The hottest area of corporate recruitment is the Governance, Risk or
Compliance Officer
Fordham Law School has taken into account the increasing
demand from the global business community for governance, risk management
and compliance (GRC) professionals. Copenhagen Compliance® believes
that it GRC is one of the most significant growth areas in legal education.
The GRC course offerings globally have been adjusted to respond to the corporate
and oversight demand.
As
fines from global SEC type and supervision authorities bite large chunks
off the quarterly profits, an important hiring spree for governance, risk
and compliance staff is well under way. In a global economy that is struggling
to create jobs, it is fortunate that at least one field is booming and
will continue to boom for a long time, and that is GRC officers.

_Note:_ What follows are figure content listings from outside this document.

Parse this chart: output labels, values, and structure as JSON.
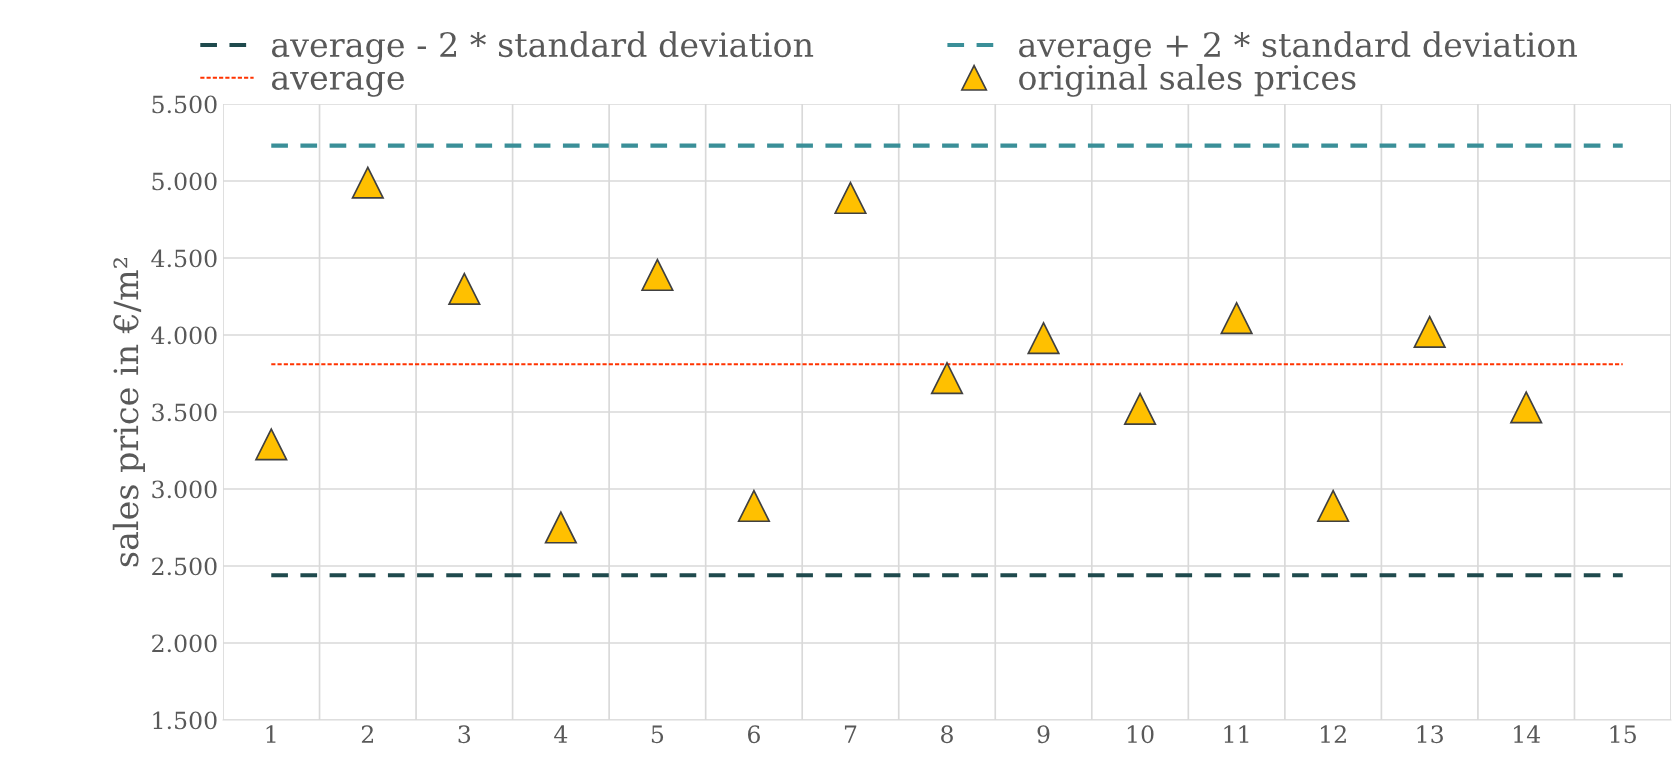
{
  "chart_data": {
    "type": "scatter",
    "ylabel": "sales price in €/m²",
    "categories": [
      "1",
      "2",
      "3",
      "4",
      "5",
      "6",
      "7",
      "8",
      "9",
      "10",
      "11",
      "12",
      "13",
      "14",
      "15"
    ],
    "series": [
      {
        "name": "average - 2 * standard deviation",
        "type": "line",
        "line_style": "dashed",
        "color": "#1f4a4d",
        "values": [
          2440,
          2440,
          2440,
          2440,
          2440,
          2440,
          2440,
          2440,
          2440,
          2440,
          2440,
          2440,
          2440,
          2440,
          2440
        ]
      },
      {
        "name": "average + 2 * standard deviation",
        "type": "line",
        "line_style": "dashed",
        "color": "#3a8f98",
        "values": [
          5230,
          5230,
          5230,
          5230,
          5230,
          5230,
          5230,
          5230,
          5230,
          5230,
          5230,
          5230,
          5230,
          5230,
          5230
        ]
      },
      {
        "name": "average",
        "type": "line",
        "line_style": "dotted",
        "color": "#ff3300",
        "values": [
          3810,
          3810,
          3810,
          3810,
          3810,
          3810,
          3810,
          3810,
          3810,
          3810,
          3810,
          3810,
          3810,
          3810,
          3810
        ]
      },
      {
        "name": "original sales prices",
        "marker": "triangle",
        "color": "#ffc000",
        "values": [
          3290,
          4990,
          4300,
          2750,
          4390,
          2890,
          4890,
          3720,
          3980,
          3520,
          4110,
          2890,
          4020,
          3530,
          null
        ]
      }
    ],
    "ylim": [
      1500,
      5500
    ],
    "yticks": [
      {
        "value": 1500,
        "label": "1.500"
      },
      {
        "value": 2000,
        "label": "2.000"
      },
      {
        "value": 2500,
        "label": "2.500"
      },
      {
        "value": 3000,
        "label": "3.000"
      },
      {
        "value": 3500,
        "label": "3.500"
      },
      {
        "value": 4000,
        "label": "4.000"
      },
      {
        "value": 4500,
        "label": "4.500"
      },
      {
        "value": 5000,
        "label": "5.000"
      },
      {
        "value": 5500,
        "label": "5.500"
      }
    ],
    "grid": true,
    "legend": "top"
  }
}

Hefty fines, settlements, and penalties have shaken the stakeholders,
and the violent loss of reputation has created a bad standing with potential
new employees. The FCPA and UKBA settlements have affected the non-financial
companies. Therefore, global companies are forced to enter into a compliance
(GRC) hiring spree. It is further expected that all over the world, governments,
oversight authorities are still tightening business laws and regulations
and upgrading their monitoring and enforcement activity, creating added
jobs on both sides of the business fence.
Demand for qualified and experienced GRC officers
A senior Bank of
England official estimated that, as a result of European compliance requirements,
70,000 new full-time jobs would need to be created. At the same time,
rules like Dodd-Frank or EU competition laws necessitate tens of thousands
of compliance positions. For many companies, focus on GRC processes is
more than a stakeholder change; it is an entirely new way of monitoring
methods of conducting business.
The corporate focus on governance, risk management and compliance (GRC)

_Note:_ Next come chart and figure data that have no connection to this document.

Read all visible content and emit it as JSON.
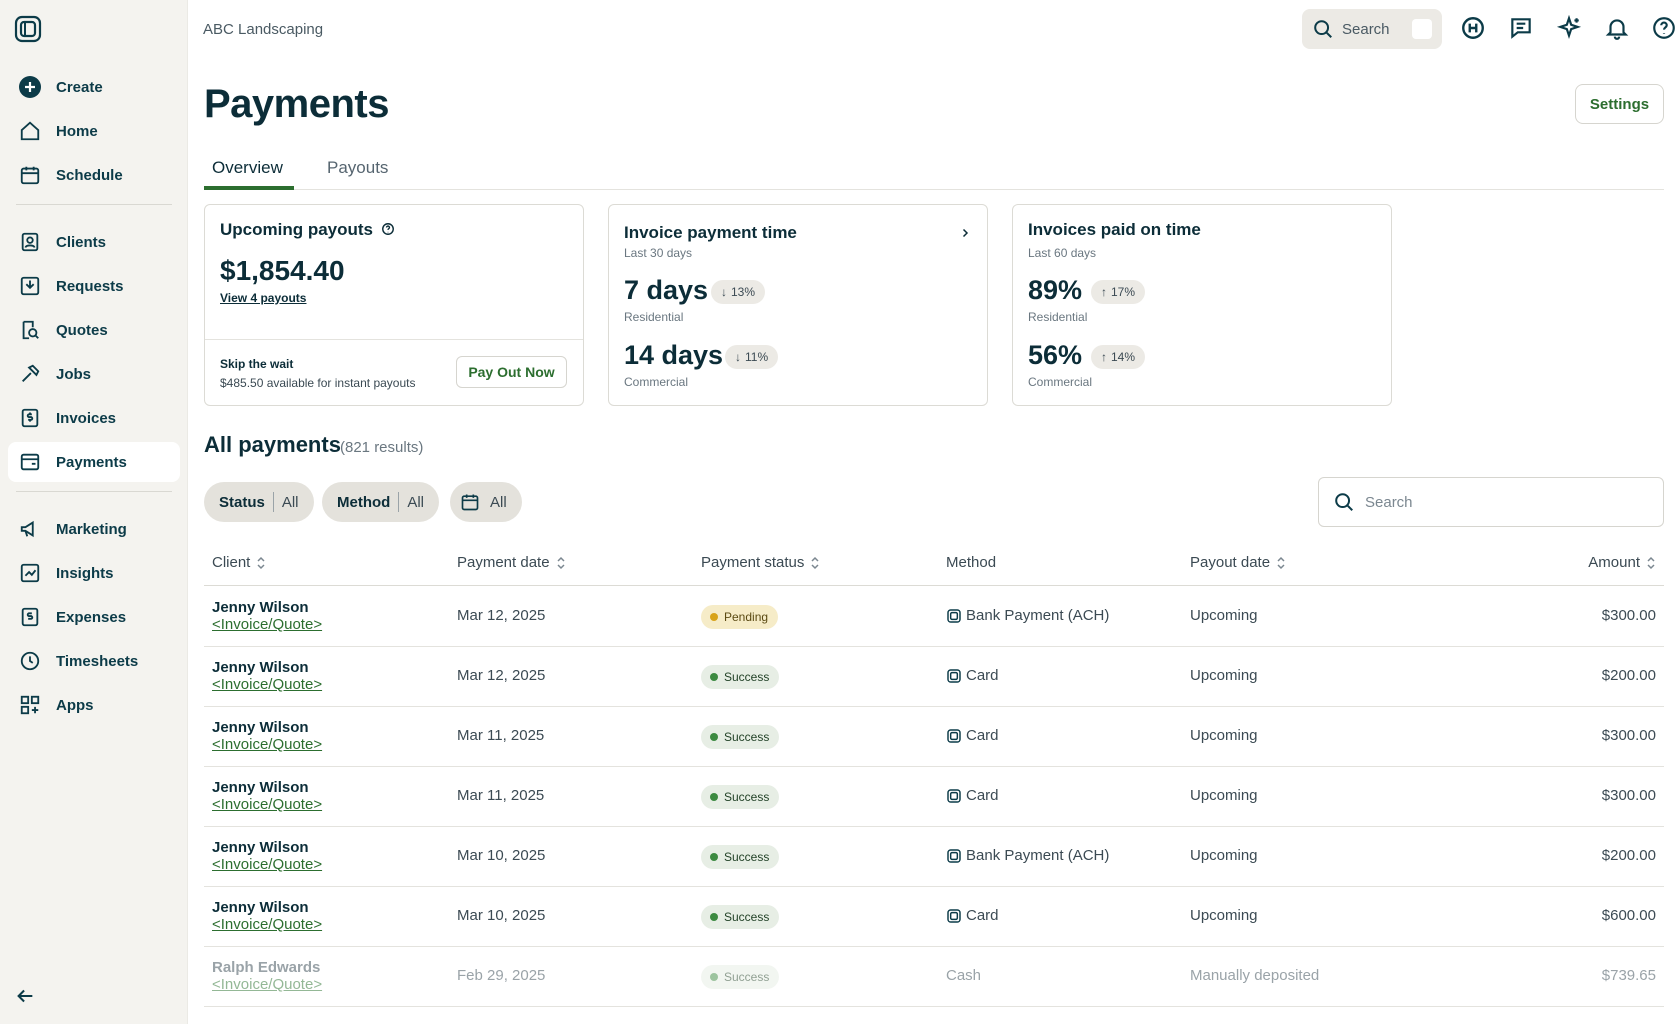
{
  "company": "ABC Landscaping",
  "topbar": {
    "search_label": "Search"
  },
  "nav": {
    "create": "Create",
    "home": "Home",
    "schedule": "Schedule",
    "clients": "Clients",
    "requests": "Requests",
    "quotes": "Quotes",
    "jobs": "Jobs",
    "invoices": "Invoices",
    "payments": "Payments",
    "marketing": "Marketing",
    "insights": "Insights",
    "expenses": "Expenses",
    "timesheets": "Timesheets",
    "apps": "Apps"
  },
  "page": {
    "title": "Payments",
    "settings_label": "Settings"
  },
  "tabs": {
    "overview": "Overview",
    "payouts": "Payouts"
  },
  "upcoming": {
    "title": "Upcoming payouts",
    "amount": "$1,854.40",
    "view_link": "View 4 payouts",
    "skip_title": "Skip the wait",
    "skip_desc": "$485.50 available for instant payouts",
    "button": "Pay Out Now"
  },
  "invoice_time": {
    "title": "Invoice payment time",
    "period": "Last 30 days",
    "residential_value": "7 days",
    "residential_delta": "13%",
    "residential_label": "Residential",
    "commercial_value": "14 days",
    "commercial_delta": "11%",
    "commercial_label": "Commercial"
  },
  "on_time": {
    "title": "Invoices paid on time",
    "period": "Last 60 days",
    "residential_value": "89%",
    "residential_delta": "17%",
    "residential_label": "Residential",
    "commercial_value": "56%",
    "commercial_delta": "14%",
    "commercial_label": "Commercial"
  },
  "all_payments": {
    "title": "All payments",
    "results": "(821 results)"
  },
  "filters": {
    "status_key": "Status",
    "status_val": "All",
    "method_key": "Method",
    "method_val": "All",
    "date_val": "All"
  },
  "table_search_placeholder": "Search",
  "columns": {
    "client": "Client",
    "payment_date": "Payment date",
    "payment_status": "Payment status",
    "method": "Method",
    "payout_date": "Payout date",
    "amount": "Amount"
  },
  "rows": [
    {
      "client": "Jenny Wilson",
      "link": "<Invoice/Quote>",
      "date": "Mar 12, 2025",
      "status": "Pending",
      "method": "Bank Payment (ACH)",
      "payout": "Upcoming",
      "amount": "$300.00"
    },
    {
      "client": "Jenny Wilson",
      "link": "<Invoice/Quote>",
      "date": "Mar 12, 2025",
      "status": "Success",
      "method": "Card",
      "payout": "Upcoming",
      "amount": "$200.00"
    },
    {
      "client": "Jenny Wilson",
      "link": "<Invoice/Quote>",
      "date": "Mar 11, 2025",
      "status": "Success",
      "method": "Card",
      "payout": "Upcoming",
      "amount": "$300.00"
    },
    {
      "client": "Jenny Wilson",
      "link": "<Invoice/Quote>",
      "date": "Mar 11, 2025",
      "status": "Success",
      "method": "Card",
      "payout": "Upcoming",
      "amount": "$300.00"
    },
    {
      "client": "Jenny Wilson",
      "link": "<Invoice/Quote>",
      "date": "Mar 10, 2025",
      "status": "Success",
      "method": "Bank Payment (ACH)",
      "payout": "Upcoming",
      "amount": "$200.00"
    },
    {
      "client": "Jenny Wilson",
      "link": "<Invoice/Quote>",
      "date": "Mar 10, 2025",
      "status": "Success",
      "method": "Card",
      "payout": "Upcoming",
      "amount": "$600.00"
    },
    {
      "client": "Ralph Edwards",
      "link": "<Invoice/Quote>",
      "date": "Feb 29, 2025",
      "status": "Success",
      "method": "Cash",
      "payout": "Manually deposited",
      "amount": "$739.65"
    }
  ]
}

reflects the increasing demand for qualified and experienced GRC officers.
It is not only the large financial institutions like HBSC that added 1600
to their compliance staff. J.P. Morgan Chase is adding a SWAT Team to
the compliance organization, after agreeing to make billions of dollars
in settlement payments.
Fordham Law's school and other new programs are robust compliance (GRC)
platforms and is helping to supply ethically minded legal professionals
for the growing demand. Among the school's initiatives is an LL.M. in
Corporate Compliance, which welcomed its first group of students this
fall.
The university program introduces law students to the field that offers
not only employment prospects but also new challenges for development
of the GRC law both as JD and LLM degrees. Many other global institutions
are also designing compliance programs that include practical roadmaps
and frameworks that are suitable GRC program implementations for the global
corporation.
These educational programs include the customised GRC components relevant
to current FCPA, UKBA, Dodd- Frank, EU competition law and enforcement
of global tax planning regimes and other key regulatory reforms are reasons
for the continued demand for GRC professionals.